Optimising hydrogen bonding in solid wood

The chemical bonds of wood are both covalent bonds within the wood polymers and hydrogen bonds within and between the polymers. Both types of bonds are responsible for the coherence, strength and stiffness of the material. The hydrogen bonds are more easily modified by changes in load, moisture and temperature distorting the internal bonding state. A problem arises when studying hydrogen bonding in wood since matched wood specimens of the same species will have very different internal bonding states. Thus, possible changes in the bonding state due to some applied treatment such as conditioning or mechanical stress might be difficult to detect due to a large variation between the specimens. In this study, the modifications by all past external impacts such as climate and mechanical history were sought erased.

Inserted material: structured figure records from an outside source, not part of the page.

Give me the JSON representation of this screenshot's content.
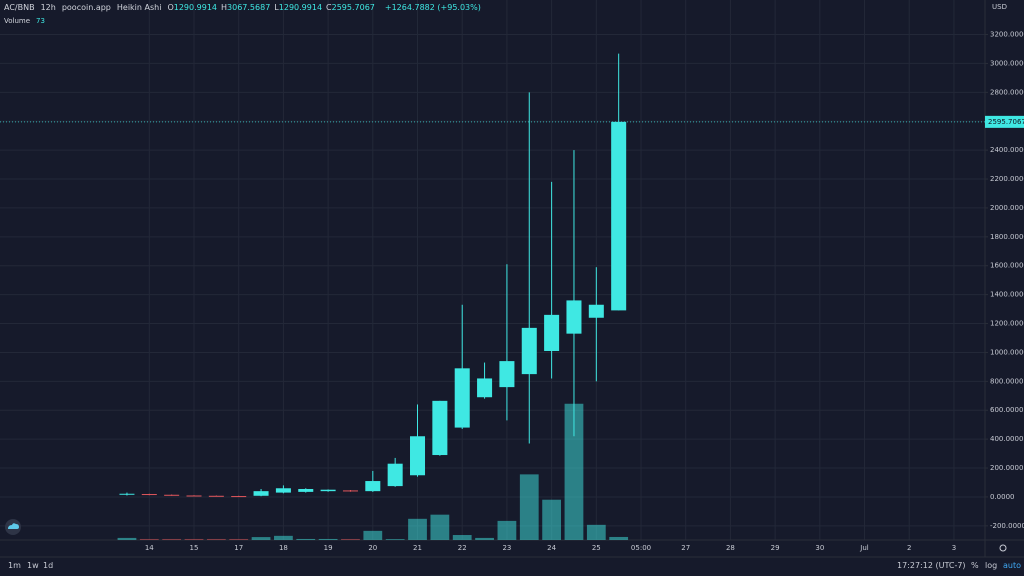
{
  "header": {
    "symbol": "AC/BNB",
    "interval": "12h",
    "source": "poocoin.app",
    "style": "Heikin Ashi",
    "ohlc": [
      {
        "label": "O",
        "value": "1290.9914"
      },
      {
        "label": "H",
        "value": "3067.5687"
      },
      {
        "label": "L",
        "value": "1290.9914"
      },
      {
        "label": "C",
        "value": "2595.7067"
      }
    ],
    "change": "+1264.7882 (+95.03%)",
    "currency": "USD"
  },
  "toolbar": {
    "ranges": [
      "1m",
      "1w",
      "1d"
    ],
    "time": "17:27:12 (UTC-7)",
    "options": [
      "%",
      "log",
      "auto"
    ]
  },
  "chart_data": {
    "type": "candlestick",
    "x": [
      0,
      1,
      2,
      3,
      4,
      5,
      6,
      7,
      8,
      9,
      10,
      11,
      12,
      13,
      14,
      15,
      16,
      17,
      18,
      19,
      20,
      21,
      22
    ],
    "open": [
      18,
      20,
      15,
      10,
      8,
      6,
      8,
      30,
      35,
      40,
      45,
      40,
      75,
      150,
      290,
      480,
      690,
      760,
      850,
      1010,
      1130,
      1240,
      1290.9914
    ],
    "high": [
      30,
      22,
      17,
      12,
      10,
      8,
      55,
      80,
      60,
      52,
      48,
      180,
      270,
      640,
      665,
      1330,
      930,
      1610,
      2800,
      2180,
      2400,
      1590,
      3067.5687
    ],
    "low": [
      10,
      12,
      8,
      6,
      4,
      3,
      5,
      25,
      30,
      36,
      36,
      35,
      70,
      140,
      285,
      470,
      680,
      530,
      370,
      820,
      420,
      800,
      1290.9914
    ],
    "close": [
      22,
      15,
      10,
      8,
      6,
      5,
      40,
      60,
      55,
      50,
      40,
      110,
      230,
      420,
      665,
      890,
      820,
      940,
      1170,
      1260,
      1360,
      1330,
      2595.7067
    ],
    "up_color": "#3fe8e3",
    "down_color": "#e3575c",
    "ylim": [
      -298,
      3439
    ],
    "yticks": [
      {
        "value": -200,
        "label": "-200.0000"
      },
      {
        "value": 0,
        "label": "0.0000"
      },
      {
        "value": 200,
        "label": "200.0000"
      },
      {
        "value": 400,
        "label": "400.0000"
      },
      {
        "value": 600,
        "label": "600.0000"
      },
      {
        "value": 800,
        "label": "800.0000"
      },
      {
        "value": 1000,
        "label": "1000.0000"
      },
      {
        "value": 1200,
        "label": "1200.0000"
      },
      {
        "value": 1400,
        "label": "1400.0000"
      },
      {
        "value": 1600,
        "label": "1600.0000"
      },
      {
        "value": 1800,
        "label": "1800.0000"
      },
      {
        "value": 2000,
        "label": "2000.0000"
      },
      {
        "value": 2200,
        "label": "2200.0000"
      },
      {
        "value": 2400,
        "label": "2400.0000"
      },
      {
        "value": 2600,
        "label": "2600.0000"
      },
      {
        "value": 2800,
        "label": "2800.0000"
      },
      {
        "value": 3000,
        "label": "3000.0000"
      },
      {
        "value": 3200,
        "label": "3200.0000"
      }
    ],
    "xlim": [
      -5.68,
      38.39
    ],
    "xticks": [
      {
        "value": 1,
        "label": "14"
      },
      {
        "value": 3,
        "label": "15"
      },
      {
        "value": 5,
        "label": "17"
      },
      {
        "value": 7,
        "label": "18"
      },
      {
        "value": 9,
        "label": "19"
      },
      {
        "value": 11,
        "label": "20"
      },
      {
        "value": 13,
        "label": "21"
      },
      {
        "value": 15,
        "label": "22"
      },
      {
        "value": 17,
        "label": "23"
      },
      {
        "value": 19,
        "label": "24"
      },
      {
        "value": 21,
        "label": "25"
      },
      {
        "value": 23,
        "label": "05:00"
      },
      {
        "value": 25,
        "label": "27"
      },
      {
        "value": 27,
        "label": "28"
      },
      {
        "value": 29,
        "label": "29"
      },
      {
        "value": 31,
        "label": "30"
      },
      {
        "value": 33,
        "label": "Jul"
      },
      {
        "value": 35,
        "label": "2"
      },
      {
        "value": 37,
        "label": "3"
      }
    ],
    "grid": true,
    "last_price": {
      "value": 2595.7067,
      "label": "2595.7067"
    },
    "volume": {
      "name": "Volume",
      "ylim": [
        0,
        13000
      ],
      "values": [
        50,
        25,
        25,
        25,
        25,
        25,
        70,
        100,
        25,
        25,
        25,
        220,
        20,
        510,
        610,
        120,
        50,
        460,
        1580,
        970,
        3280,
        365,
        73
      ]
    }
  }
}
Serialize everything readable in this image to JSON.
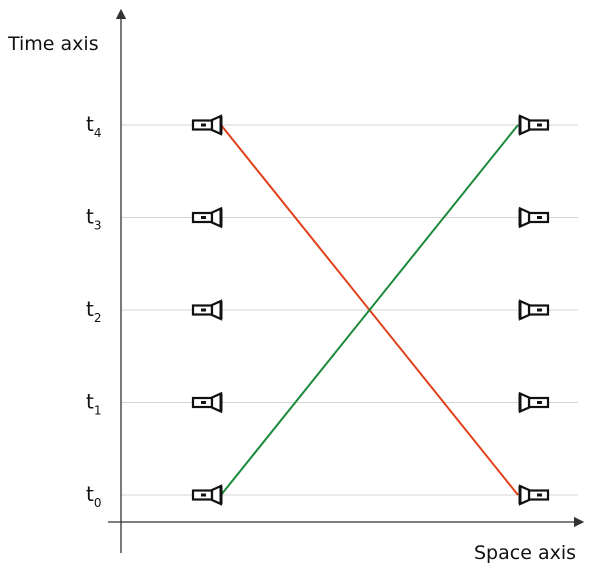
{
  "axes": {
    "time": "Time axis",
    "space": "Space axis"
  },
  "time_labels": [
    {
      "main": "t",
      "sub": "0"
    },
    {
      "main": "t",
      "sub": "1"
    },
    {
      "main": "t",
      "sub": "2"
    },
    {
      "main": "t",
      "sub": "3"
    },
    {
      "main": "t",
      "sub": "4"
    }
  ]
}
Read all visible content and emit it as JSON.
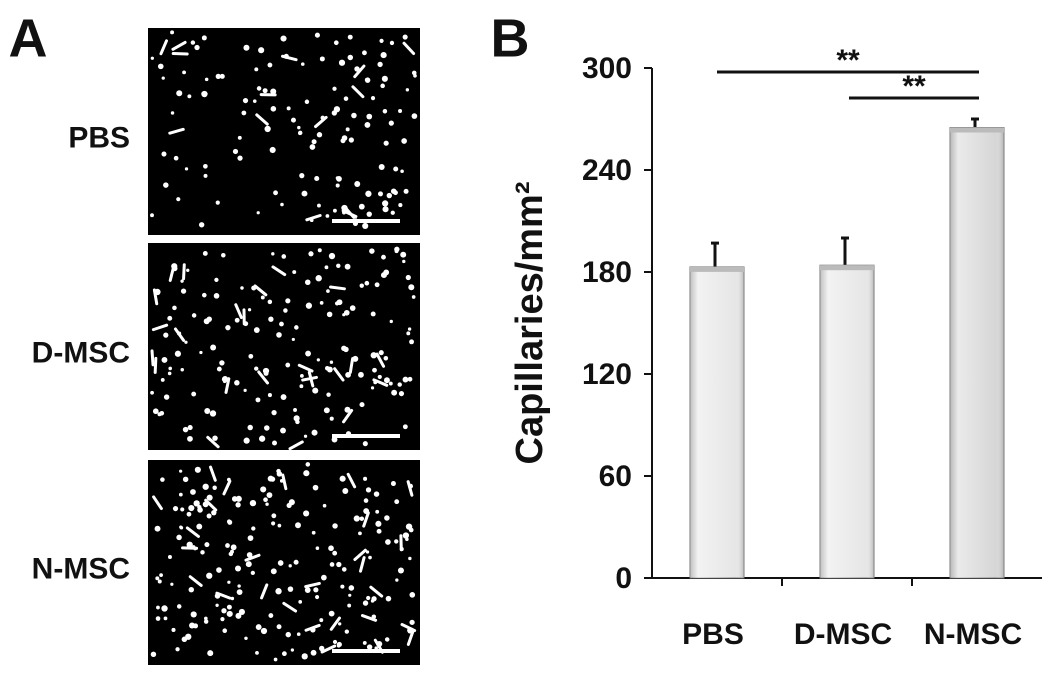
{
  "panel_labels": [
    "A",
    "B"
  ],
  "image_labels": [
    "PBS",
    "D-MSC",
    "N-MSC"
  ],
  "chart_data": {
    "type": "bar",
    "y_label": "Capillaries/mm²",
    "categories": [
      "PBS",
      "D-MSC",
      "N-MSC"
    ],
    "values": [
      183,
      184,
      265
    ],
    "errors": [
      14,
      16,
      5
    ],
    "colors": [
      "#e6e6e6",
      "#e6e6e6",
      "#d6d6d6"
    ],
    "ylim": [
      0,
      300
    ],
    "yticks": [
      0,
      60,
      120,
      180,
      240,
      300
    ],
    "annotations": [
      {
        "text": "**",
        "from": 0,
        "to": 2
      },
      {
        "text": "**",
        "from": 1,
        "to": 2
      }
    ]
  }
}
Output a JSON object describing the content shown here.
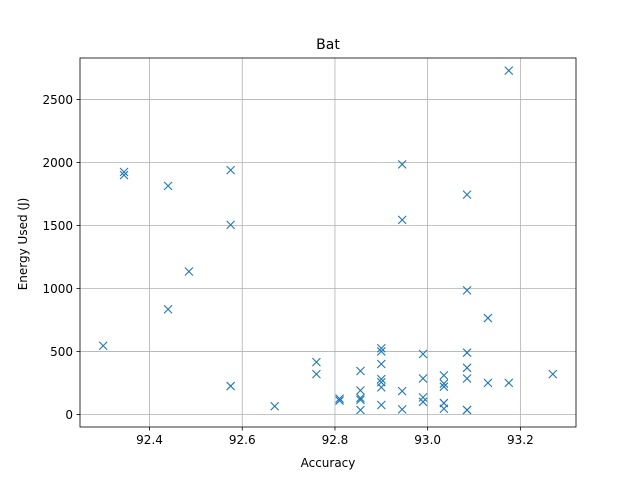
{
  "chart_data": {
    "type": "scatter",
    "title": "Bat",
    "xlabel": "Accuracy",
    "ylabel": "Energy Used (J)",
    "xlim": [
      92.25,
      93.32
    ],
    "ylim": [
      -100,
      2830
    ],
    "xticks": [
      92.4,
      92.6,
      92.8,
      93.0,
      93.2
    ],
    "xtick_labels": [
      "92.4",
      "92.6",
      "92.8",
      "93.0",
      "93.2"
    ],
    "yticks": [
      0,
      500,
      1000,
      1500,
      2000,
      2500
    ],
    "ytick_labels": [
      "0",
      "500",
      "1000",
      "1500",
      "2000",
      "2500"
    ],
    "grid": true,
    "marker": "x",
    "color": "#1f77b4",
    "x": [
      92.3,
      92.345,
      92.345,
      92.44,
      92.44,
      92.485,
      92.575,
      92.575,
      92.575,
      92.67,
      92.76,
      92.76,
      92.81,
      92.81,
      92.855,
      92.855,
      92.855,
      92.855,
      92.855,
      92.9,
      92.9,
      92.9,
      92.9,
      92.9,
      92.9,
      92.9,
      92.945,
      92.945,
      92.945,
      92.945,
      92.99,
      92.99,
      92.99,
      92.99,
      93.035,
      93.035,
      93.035,
      93.035,
      93.035,
      93.085,
      93.085,
      93.085,
      93.085,
      93.085,
      93.085,
      93.085,
      93.13,
      93.13,
      93.175,
      93.175,
      93.27
    ],
    "y": [
      545,
      1925,
      1900,
      1815,
      835,
      1135,
      1940,
      1505,
      225,
      65,
      415,
      320,
      125,
      110,
      345,
      190,
      130,
      115,
      35,
      525,
      500,
      400,
      280,
      255,
      215,
      75,
      1985,
      1545,
      185,
      40,
      480,
      285,
      135,
      100,
      310,
      245,
      220,
      90,
      45,
      1745,
      985,
      490,
      370,
      285,
      35,
      35,
      765,
      250,
      2730,
      250,
      320
    ]
  }
}
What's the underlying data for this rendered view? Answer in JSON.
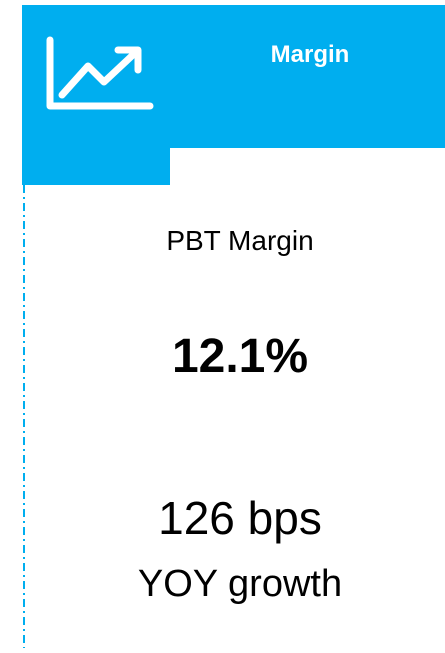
{
  "header": {
    "title": "Margin"
  },
  "kpi": {
    "label": "PBT Margin",
    "value": "12.1%",
    "change": "126 bps",
    "change_label": "YOY growth"
  }
}
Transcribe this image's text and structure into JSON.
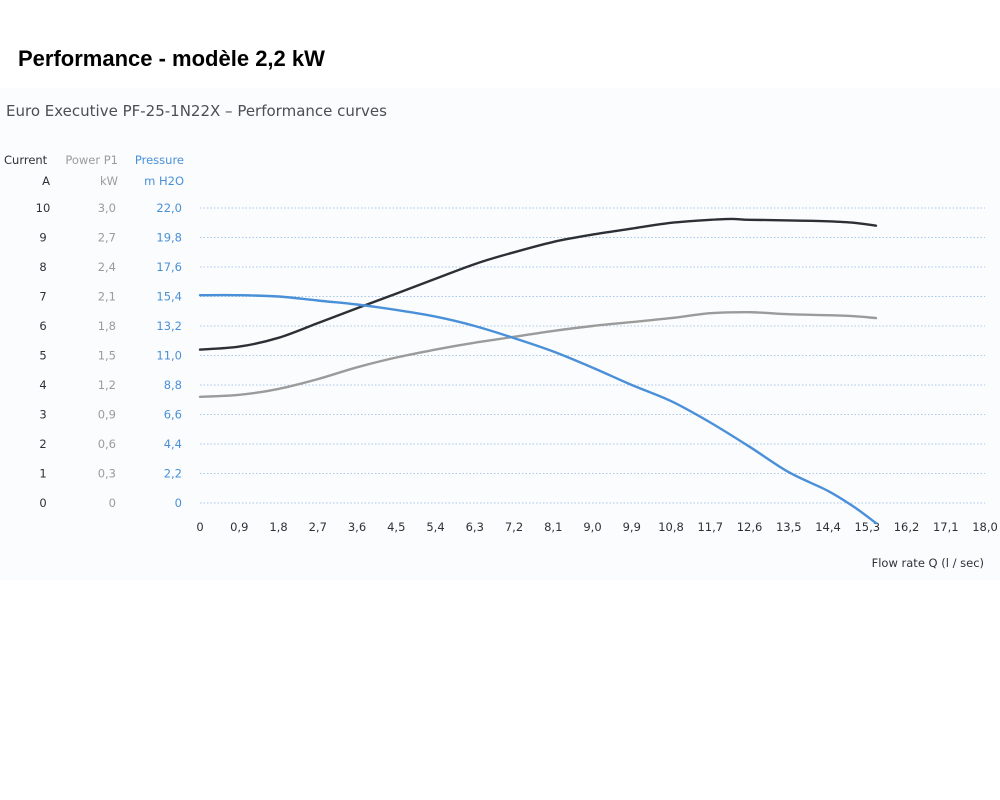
{
  "page": {
    "heading": "Performance - modèle 2,2 kW"
  },
  "colors": {
    "current": "#2c3035",
    "power": "#9b9b9b",
    "pressure": "#4a90d9",
    "grid": "#a9c8e6",
    "axis_dark": "#2e3236",
    "axis_gray": "#9b9b9b",
    "axis_blue": "#4a90d9"
  },
  "chart_data": {
    "type": "line",
    "title": "Euro Executive PF-25-1N22X – Performance curves",
    "xlabel": "Flow rate Q  (l / sec)",
    "xlim": [
      0,
      18.0
    ],
    "x_ticks": [
      "0",
      "0,9",
      "1,8",
      "2,7",
      "3,6",
      "4,5",
      "5,4",
      "6,3",
      "7,2",
      "8,1",
      "9,0",
      "9,9",
      "10,8",
      "11,7",
      "12,6",
      "13,5",
      "14,4",
      "15,3",
      "16,2",
      "17,1",
      "18,0"
    ],
    "grid": true,
    "y_axes": [
      {
        "key": "current",
        "header": [
          "Current",
          "A"
        ],
        "ylim": [
          0,
          10
        ],
        "ticks": [
          "0",
          "1",
          "2",
          "3",
          "4",
          "5",
          "6",
          "7",
          "8",
          "9",
          "10"
        ]
      },
      {
        "key": "power",
        "header": [
          "Power P1",
          "kW"
        ],
        "ylim": [
          0,
          3.0
        ],
        "ticks": [
          "0",
          "0,3",
          "0,6",
          "0,9",
          "1,2",
          "1,5",
          "1,8",
          "2,1",
          "2,4",
          "2,7",
          "3,0"
        ]
      },
      {
        "key": "pressure",
        "header": [
          "Pressure",
          "m H2O"
        ],
        "ylim": [
          0,
          22.0
        ],
        "ticks": [
          "0",
          "2,2",
          "4,4",
          "6,6",
          "8,8",
          "11,0",
          "13,2",
          "15,4",
          "17,6",
          "19,8",
          "22,0"
        ]
      }
    ],
    "series": [
      {
        "axis": "current",
        "x": [
          0,
          0.9,
          1.8,
          2.7,
          3.6,
          4.5,
          5.4,
          6.3,
          7.2,
          8.1,
          9.0,
          9.9,
          10.8,
          11.7,
          12.2,
          12.6,
          13.5,
          14.4,
          15.0,
          15.5
        ],
        "y": [
          5.2,
          5.3,
          5.6,
          6.1,
          6.6,
          7.1,
          7.6,
          8.1,
          8.5,
          8.85,
          9.1,
          9.3,
          9.5,
          9.6,
          9.63,
          9.6,
          9.58,
          9.55,
          9.5,
          9.4
        ]
      },
      {
        "axis": "power",
        "x": [
          0,
          0.9,
          1.8,
          2.7,
          3.6,
          4.5,
          5.4,
          6.3,
          7.2,
          8.1,
          9.0,
          9.9,
          10.8,
          11.7,
          12.6,
          13.5,
          14.4,
          15.0,
          15.5
        ],
        "y": [
          1.08,
          1.1,
          1.16,
          1.26,
          1.38,
          1.48,
          1.56,
          1.63,
          1.69,
          1.75,
          1.8,
          1.84,
          1.88,
          1.93,
          1.94,
          1.92,
          1.91,
          1.9,
          1.88
        ]
      },
      {
        "axis": "pressure",
        "x": [
          0,
          0.9,
          1.8,
          2.7,
          3.6,
          4.5,
          5.4,
          6.3,
          7.2,
          8.1,
          9.0,
          9.9,
          10.8,
          11.7,
          12.6,
          13.5,
          14.4,
          15.0,
          15.5
        ],
        "y": [
          15.5,
          15.5,
          15.4,
          15.1,
          14.8,
          14.4,
          13.9,
          13.2,
          12.3,
          11.3,
          10.1,
          8.8,
          7.6,
          6.0,
          4.2,
          2.3,
          0.9,
          -0.3,
          -1.5
        ]
      }
    ]
  }
}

This was done by heating specimens of pine (Pinus sylvestris L.) to 80 °C about 24 h while maintaining 100 % moisture content of the wood. The hypothesis was that this would enable a fast stress relaxation as a result of reorganization of bonds, since moisture plasticizes the material and temperature promotes faster kinetics. Hereby, all past bond distortions caused by various moisture, temperature, and load histories were assumed to be erased by this treatment. Thus, all specimens would be given a common starting point for further experiments. After the first treatment, the specimens were subjected to different climate histories in order to examine the impact of variations in air humidity and temperature. The distribution of bond lengths was examined using infrared spectroscopy (ATR-FTIR) both prior to treatments and after. The results show that the absorbance bands of the spectra related to the hydroxyl and carboxyl stretching vibrations were changed by the treatments. Apparently, the first treatment mostly caused an extension of the short hydrogen bonds. This extension decreased after the second treatment either as a result of changes in air humidity and temperature or merely as a function of time.